No Procedure for Investigating Abuse of Conservatees


Half of dementia residents in long-term care facilities experience abuse. Some of those individuals are under conservatorship. Law enforcement and county agencies largely disregard abuse of conservatees, deferring to the court. However, court investigators and court appointed attorneys rarely investigate abuse, especially when the abuser is the court appointed conservator.

A San Bernardino County conservatee suffered false imprisonment, isolation, physical abuse, mental abuse, and financial abuse while residing in an assisted living facility. Records indicate sexual assaults by a male caregiver. The sheriff determined there was no evidence of a crime. Community Care Licensing assigned an investigator two years after the victim died.

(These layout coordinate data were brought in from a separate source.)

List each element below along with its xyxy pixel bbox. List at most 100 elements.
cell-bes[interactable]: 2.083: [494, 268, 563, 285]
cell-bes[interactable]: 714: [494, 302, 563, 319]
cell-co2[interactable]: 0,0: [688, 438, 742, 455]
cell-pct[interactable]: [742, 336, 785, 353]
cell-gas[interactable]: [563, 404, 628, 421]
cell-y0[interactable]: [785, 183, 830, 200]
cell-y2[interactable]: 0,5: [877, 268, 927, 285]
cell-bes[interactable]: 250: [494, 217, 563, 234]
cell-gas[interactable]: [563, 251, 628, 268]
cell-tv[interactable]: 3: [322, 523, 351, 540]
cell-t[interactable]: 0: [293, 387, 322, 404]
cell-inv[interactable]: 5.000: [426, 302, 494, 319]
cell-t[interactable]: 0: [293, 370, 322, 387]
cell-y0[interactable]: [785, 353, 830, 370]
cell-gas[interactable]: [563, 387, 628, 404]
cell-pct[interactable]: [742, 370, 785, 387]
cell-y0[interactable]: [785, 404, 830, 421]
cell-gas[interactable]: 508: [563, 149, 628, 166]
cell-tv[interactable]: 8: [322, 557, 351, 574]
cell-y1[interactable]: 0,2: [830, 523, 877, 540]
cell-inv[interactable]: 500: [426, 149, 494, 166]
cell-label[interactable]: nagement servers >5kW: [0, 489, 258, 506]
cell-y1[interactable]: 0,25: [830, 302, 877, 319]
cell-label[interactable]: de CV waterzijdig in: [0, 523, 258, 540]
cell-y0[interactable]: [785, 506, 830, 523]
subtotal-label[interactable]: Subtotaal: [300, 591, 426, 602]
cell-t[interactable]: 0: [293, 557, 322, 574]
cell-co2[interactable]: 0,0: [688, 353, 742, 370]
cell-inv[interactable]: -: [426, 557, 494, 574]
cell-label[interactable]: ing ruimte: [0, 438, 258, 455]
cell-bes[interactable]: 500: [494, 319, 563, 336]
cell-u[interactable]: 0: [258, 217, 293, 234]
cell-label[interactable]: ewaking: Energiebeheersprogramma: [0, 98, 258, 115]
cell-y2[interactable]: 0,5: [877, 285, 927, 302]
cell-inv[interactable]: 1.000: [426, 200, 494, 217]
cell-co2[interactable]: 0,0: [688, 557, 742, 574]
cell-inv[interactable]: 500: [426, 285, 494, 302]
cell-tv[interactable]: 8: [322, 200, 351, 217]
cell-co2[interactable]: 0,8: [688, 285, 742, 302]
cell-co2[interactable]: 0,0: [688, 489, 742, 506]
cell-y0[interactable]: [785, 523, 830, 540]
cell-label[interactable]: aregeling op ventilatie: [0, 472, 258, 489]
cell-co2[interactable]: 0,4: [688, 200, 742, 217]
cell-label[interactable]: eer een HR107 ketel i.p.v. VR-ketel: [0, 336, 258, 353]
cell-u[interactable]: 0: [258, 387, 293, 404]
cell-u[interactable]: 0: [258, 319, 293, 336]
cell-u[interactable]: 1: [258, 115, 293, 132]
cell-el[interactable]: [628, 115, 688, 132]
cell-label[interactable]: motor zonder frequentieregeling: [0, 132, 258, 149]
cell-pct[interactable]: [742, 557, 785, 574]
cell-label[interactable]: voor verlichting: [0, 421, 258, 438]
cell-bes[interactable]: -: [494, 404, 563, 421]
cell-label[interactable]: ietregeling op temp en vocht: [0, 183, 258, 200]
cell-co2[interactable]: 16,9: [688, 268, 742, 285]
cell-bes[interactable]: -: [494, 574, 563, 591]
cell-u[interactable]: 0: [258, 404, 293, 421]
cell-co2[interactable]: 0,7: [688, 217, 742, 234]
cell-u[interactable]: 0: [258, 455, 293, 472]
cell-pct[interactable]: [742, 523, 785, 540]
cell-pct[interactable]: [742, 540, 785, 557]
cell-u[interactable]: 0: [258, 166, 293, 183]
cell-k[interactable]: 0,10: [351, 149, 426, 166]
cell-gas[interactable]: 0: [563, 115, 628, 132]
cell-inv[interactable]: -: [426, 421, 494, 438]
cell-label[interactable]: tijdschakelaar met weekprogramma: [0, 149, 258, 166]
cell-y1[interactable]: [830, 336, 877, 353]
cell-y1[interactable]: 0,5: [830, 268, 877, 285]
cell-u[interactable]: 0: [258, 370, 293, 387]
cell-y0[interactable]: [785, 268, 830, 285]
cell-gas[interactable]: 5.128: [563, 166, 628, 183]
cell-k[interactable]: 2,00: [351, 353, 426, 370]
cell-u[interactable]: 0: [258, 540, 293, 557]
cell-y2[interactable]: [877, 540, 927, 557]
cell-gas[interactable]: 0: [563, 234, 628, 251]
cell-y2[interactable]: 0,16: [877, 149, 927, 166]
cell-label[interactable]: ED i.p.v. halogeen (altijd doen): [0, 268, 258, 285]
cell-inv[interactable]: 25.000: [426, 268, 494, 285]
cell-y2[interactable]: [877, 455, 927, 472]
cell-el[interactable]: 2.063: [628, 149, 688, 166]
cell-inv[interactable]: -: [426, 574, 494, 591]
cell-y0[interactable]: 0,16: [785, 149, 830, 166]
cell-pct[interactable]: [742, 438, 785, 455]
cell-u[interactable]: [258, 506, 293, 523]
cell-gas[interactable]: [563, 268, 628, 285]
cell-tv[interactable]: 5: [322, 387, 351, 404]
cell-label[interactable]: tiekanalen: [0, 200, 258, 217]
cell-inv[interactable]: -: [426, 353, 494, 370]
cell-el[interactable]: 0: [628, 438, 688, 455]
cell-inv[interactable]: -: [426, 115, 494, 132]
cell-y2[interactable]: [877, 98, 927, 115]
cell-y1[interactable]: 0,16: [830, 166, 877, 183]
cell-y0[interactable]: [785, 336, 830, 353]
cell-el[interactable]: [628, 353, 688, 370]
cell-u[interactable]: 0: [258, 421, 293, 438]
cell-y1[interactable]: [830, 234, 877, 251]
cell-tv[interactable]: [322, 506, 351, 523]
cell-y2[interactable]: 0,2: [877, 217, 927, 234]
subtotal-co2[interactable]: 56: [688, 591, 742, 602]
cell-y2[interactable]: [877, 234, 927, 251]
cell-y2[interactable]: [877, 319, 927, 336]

The court investigator failed to interview any of the conservatee’s family or friends. He ignoredabuse by the conservator and the facility. The court appointed attorney facilitated abuse, counseling the conservator on strategy to unlawfully isolate the conservatee.

CEDAR documented similar cases in Santa Clara, Monterey, and Alameda Counties. We hear similar stories across the state. Victims are abused with impunity, often until death.

Existing Law

Welfare and Institutions Code 15600(i) States in part:

Therefore, it is the intent of the Legislature in enacting this chapter to provide that adult protective services agencies, local long-term care ombudsman programs, and local law enforcement agencies shall receive referrals or complaints … and shall take any actions considered necessary to protect the elder or dependent adult and correct the situation and ensure the individual's safety.

Probate Code 1826(a)(3) instructs the court investigator to interview the following individuals:

(3) The proposed conservatee's spouse or registered domestic partner and relatives within the first degree. If the proposed conservatee does not have a spouse, registered domestic partner, or relatives within the first degree, to the greatest extent possible, the proposed conservatee's relatives within the second degree.


Statewide protocols for response to elder abuse could decrease abuse of conservatees. Review and accountability for investigations, plus an appeals process, could further curb abuse.